Fundamentalismo del mercado

A diferencia del fundamentalismo del mercado resultante de una interpretación errónea de la mano invisible, el concepto verdadero de Smith ofrece una orientación bastante útil para las autoridades de nuestros días. ¿Cómo podemos generar una preferencia por “dedicarse a la actividad nacional más que a la extranjera” y asegurarnos de que “orientar esa actividad de manera de producir un valor máximo” es el camino hacia el máximo beneficio? Esas condiciones, junto con la “libertad”, son los requisitos necesarios para el buen funcionamiento de un sistema capitalista.

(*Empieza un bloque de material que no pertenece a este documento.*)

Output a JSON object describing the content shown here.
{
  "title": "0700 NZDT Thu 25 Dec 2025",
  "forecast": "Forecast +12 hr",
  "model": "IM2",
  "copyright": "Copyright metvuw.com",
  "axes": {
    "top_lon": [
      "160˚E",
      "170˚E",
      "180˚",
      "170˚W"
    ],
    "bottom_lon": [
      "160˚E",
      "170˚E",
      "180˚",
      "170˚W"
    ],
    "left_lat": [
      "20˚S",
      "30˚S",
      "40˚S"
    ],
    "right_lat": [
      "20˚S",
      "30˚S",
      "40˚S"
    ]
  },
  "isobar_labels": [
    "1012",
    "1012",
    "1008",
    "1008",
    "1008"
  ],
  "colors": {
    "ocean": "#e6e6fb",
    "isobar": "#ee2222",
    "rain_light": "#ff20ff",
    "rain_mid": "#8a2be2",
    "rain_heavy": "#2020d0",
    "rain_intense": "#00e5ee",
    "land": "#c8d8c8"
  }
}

Resulta alentador que la oleada de popularidad de la “mano invisible” en Google Ngram se detenga bruscamente en 2014–15 y, a continuación, caiga en picada. Precisamente, fue en esos años cuando David Autor y sus colegas publicaron su investigación sobre el “shock de China”, y Anne Case y Angus Deaton llamaron la atención sobre el aumento calamitoso de las “muertes por desesperación”. Un año más tarde, el Reino Unido votó su salida de la Unión Europea y Estados Unidos eligió presidente a Donald Trump. Como guiados por una mano invisible, nuestros sistemas políticos, efectivamente, responden al fracaso y crean la oportunidad de rectificar.

Oren Cass

OREN CASS es fundador y economista jefe del centro de estudios American Compass.

Las opiniones expresadas en los artículos y otros materiales pertenecen a los autores; no reflejan necesariamente la política del FMI.